Understanding the fundamentals is key for success, with everything you do. These days SQL Server has expanded into much more than just a database; but, products that ingest data for analysis still need to get the data from a source, such as an OLTP SQL database.
So why are HEAP tables important? Isn’t a table just a table? Well, you could say a table is a table, sure. Is an Audi A6 the same as an Audi R8? They’re both cars right? Well hold up there! The R8 is much, much faster than the A6! Or is it? What’s the 1/4 mile time?
Let’s assume we’re talking about the 2018 model for both and we’ll pit the supercharged 3.0T A6 against the V10 Plus R8. The A6 has 340 HP which is impressive but the R8 has 610 and weights much less. So it’s obvious that the A6’s 13.5 sec 1/4 mile is much slower than the R8’s 10.5 seconds. But what if you have to shuttle 4 people? The R8 has 2 seats and the A6 has 4. In this scenario the A6 tramples the R8 all day long.
So is a car just a car and a table just a table? How does a HEAP compare with a Clustered table? That’s a question for a different post. For now let’s stick to what a HEAP is. I’ve heard that it is a table without any indexes and this isn’t the case. A HEAP can be identified by finding index ID 0, clustered indexes are ID 1, and non-clustered indexes are > 2.
If you check our indexes using SYS.INDEXES we’ll see every index in the database.
From the image, we can see Object_Id 245575 (245575913) is a HEAP and has a single supporting non-clustered index. So the simple definition of a HEAP is a table without a clustered index.
The more complex answer is that the HEAP is unordered and non-clustered indexes use a RID (row id) for the pointer; while, a table with a clustered index is ordered by the clustered key and non-clustered indexes use the clustered key as the pointer.
Let’s examine the leaf of a non-clustered index with a HEAP.
First, we’ll need to find out what a leaf page is for our index. We can use the old school DBCC IND command to do this but since I’m running a modern version of SQL, it’s easier to use SYS.DM_DB_DATABASE_PAGE_ALLOCATIONS instead.
SELECT allocated_page_file_id, allocated_page_page_id, page_level, page_type_desc
FROM sys.dm_db_database_page_allocations(7, 245575913, 2, null, ‘DETAILED’)
Result:
The Root page is always the highest page_level.
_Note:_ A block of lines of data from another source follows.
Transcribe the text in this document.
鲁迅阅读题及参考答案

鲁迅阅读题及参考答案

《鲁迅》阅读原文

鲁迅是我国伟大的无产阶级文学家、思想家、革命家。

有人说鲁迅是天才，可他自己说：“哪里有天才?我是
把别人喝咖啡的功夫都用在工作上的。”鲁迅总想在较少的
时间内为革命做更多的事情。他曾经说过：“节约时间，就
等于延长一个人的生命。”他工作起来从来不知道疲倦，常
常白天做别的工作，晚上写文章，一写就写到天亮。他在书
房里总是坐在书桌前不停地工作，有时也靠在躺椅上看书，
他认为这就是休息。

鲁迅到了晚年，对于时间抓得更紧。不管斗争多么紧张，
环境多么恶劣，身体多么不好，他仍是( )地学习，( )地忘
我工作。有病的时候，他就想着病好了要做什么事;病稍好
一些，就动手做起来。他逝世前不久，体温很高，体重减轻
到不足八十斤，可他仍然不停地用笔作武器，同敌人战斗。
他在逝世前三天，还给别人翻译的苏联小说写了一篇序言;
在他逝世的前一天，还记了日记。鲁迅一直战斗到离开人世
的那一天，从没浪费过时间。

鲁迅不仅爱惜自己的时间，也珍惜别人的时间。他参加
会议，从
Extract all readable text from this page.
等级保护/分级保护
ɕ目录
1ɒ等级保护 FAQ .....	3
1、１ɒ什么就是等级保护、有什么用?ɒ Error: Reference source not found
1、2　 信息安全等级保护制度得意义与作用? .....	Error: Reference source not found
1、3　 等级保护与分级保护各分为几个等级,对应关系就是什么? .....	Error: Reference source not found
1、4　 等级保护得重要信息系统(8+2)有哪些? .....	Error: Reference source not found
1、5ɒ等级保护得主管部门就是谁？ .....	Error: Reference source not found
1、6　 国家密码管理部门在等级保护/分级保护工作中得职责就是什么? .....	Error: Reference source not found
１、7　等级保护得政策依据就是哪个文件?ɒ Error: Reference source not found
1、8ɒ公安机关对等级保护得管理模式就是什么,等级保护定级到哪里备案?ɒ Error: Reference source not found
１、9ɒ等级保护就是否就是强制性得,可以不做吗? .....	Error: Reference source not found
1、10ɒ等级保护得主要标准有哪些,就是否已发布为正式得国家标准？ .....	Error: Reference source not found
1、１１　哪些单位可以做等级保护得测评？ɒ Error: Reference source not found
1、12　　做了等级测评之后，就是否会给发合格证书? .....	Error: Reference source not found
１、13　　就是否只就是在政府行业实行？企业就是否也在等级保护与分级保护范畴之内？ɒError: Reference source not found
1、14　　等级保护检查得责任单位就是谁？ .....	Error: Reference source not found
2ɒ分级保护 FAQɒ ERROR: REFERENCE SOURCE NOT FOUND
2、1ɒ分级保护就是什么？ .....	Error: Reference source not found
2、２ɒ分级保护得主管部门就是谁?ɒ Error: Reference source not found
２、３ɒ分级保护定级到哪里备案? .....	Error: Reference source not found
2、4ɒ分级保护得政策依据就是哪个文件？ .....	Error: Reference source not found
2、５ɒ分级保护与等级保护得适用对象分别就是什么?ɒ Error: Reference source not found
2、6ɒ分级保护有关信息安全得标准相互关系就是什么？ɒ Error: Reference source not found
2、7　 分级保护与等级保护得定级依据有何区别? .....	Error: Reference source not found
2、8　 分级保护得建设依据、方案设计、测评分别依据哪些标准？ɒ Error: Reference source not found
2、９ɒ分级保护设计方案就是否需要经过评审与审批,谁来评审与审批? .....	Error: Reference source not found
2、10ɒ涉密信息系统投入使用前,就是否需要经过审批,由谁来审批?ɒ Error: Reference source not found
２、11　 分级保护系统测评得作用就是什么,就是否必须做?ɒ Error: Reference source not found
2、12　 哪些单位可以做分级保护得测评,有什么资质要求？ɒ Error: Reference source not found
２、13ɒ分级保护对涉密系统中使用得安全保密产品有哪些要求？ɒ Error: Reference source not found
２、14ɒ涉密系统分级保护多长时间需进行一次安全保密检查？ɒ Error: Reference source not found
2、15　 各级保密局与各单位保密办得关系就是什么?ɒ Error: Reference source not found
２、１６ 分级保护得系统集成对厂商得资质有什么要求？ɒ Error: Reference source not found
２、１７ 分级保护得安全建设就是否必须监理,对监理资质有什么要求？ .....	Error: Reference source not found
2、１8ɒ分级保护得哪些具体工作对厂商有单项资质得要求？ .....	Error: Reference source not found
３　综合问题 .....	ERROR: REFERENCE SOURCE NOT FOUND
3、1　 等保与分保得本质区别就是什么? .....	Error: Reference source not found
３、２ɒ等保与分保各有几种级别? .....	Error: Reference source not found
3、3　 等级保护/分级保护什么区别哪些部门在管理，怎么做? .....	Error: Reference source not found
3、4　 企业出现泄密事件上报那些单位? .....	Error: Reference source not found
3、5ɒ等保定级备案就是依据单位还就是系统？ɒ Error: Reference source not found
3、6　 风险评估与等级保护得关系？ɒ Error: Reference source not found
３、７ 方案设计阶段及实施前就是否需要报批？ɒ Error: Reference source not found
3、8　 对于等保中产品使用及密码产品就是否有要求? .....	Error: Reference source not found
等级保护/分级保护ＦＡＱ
Intermediate pages are any pages between the root and leaf. Your leaf pages should always be page_level 0.
Here’s the index as seen in SSMS:
The index key (DatabaseLogID) is listed for each row and as you can see there is a RID attached to every key value. This allows for a RID Lookup to occur in the event that this index isn’t covering the query, meaning it doesn’t include all the columns needed to satisfy the query request. The RID lookup will appear in a Nested Loop join in the query plan showing that each row found in the non-clustered is then searched against the HEAP to obtain the additional column data. The RID is the “pointer” I referred to earlier in the post. In the event that this was not a HEAP, the non-clustered would include the full clustered key instead of the RID; which is one argument for keeping your clustered index keys narrow.
Should I use a HEAP or Clustered table? Well, this is up to you. The main argument is that of Forwarded Records. When a HEAP is fragmented you end up with records being in a different place, kind of like when you move and fill out the post office change of address form. At some point weeks later your mail arrives with a yellow re-address sticker. Now imagine your query going to the place it thinks it needs to be and then finding it needs to reroute elsewhere. So it’s generally considered a best practice to apply a clustered index to all your tables. Additionally, there are several sources that show a HEAP is slower for inserts, which means a Clustered Index is the Audi R8 but with 4 seats :). With that said, you should probably consider replacing your HEAP tables wherever possible.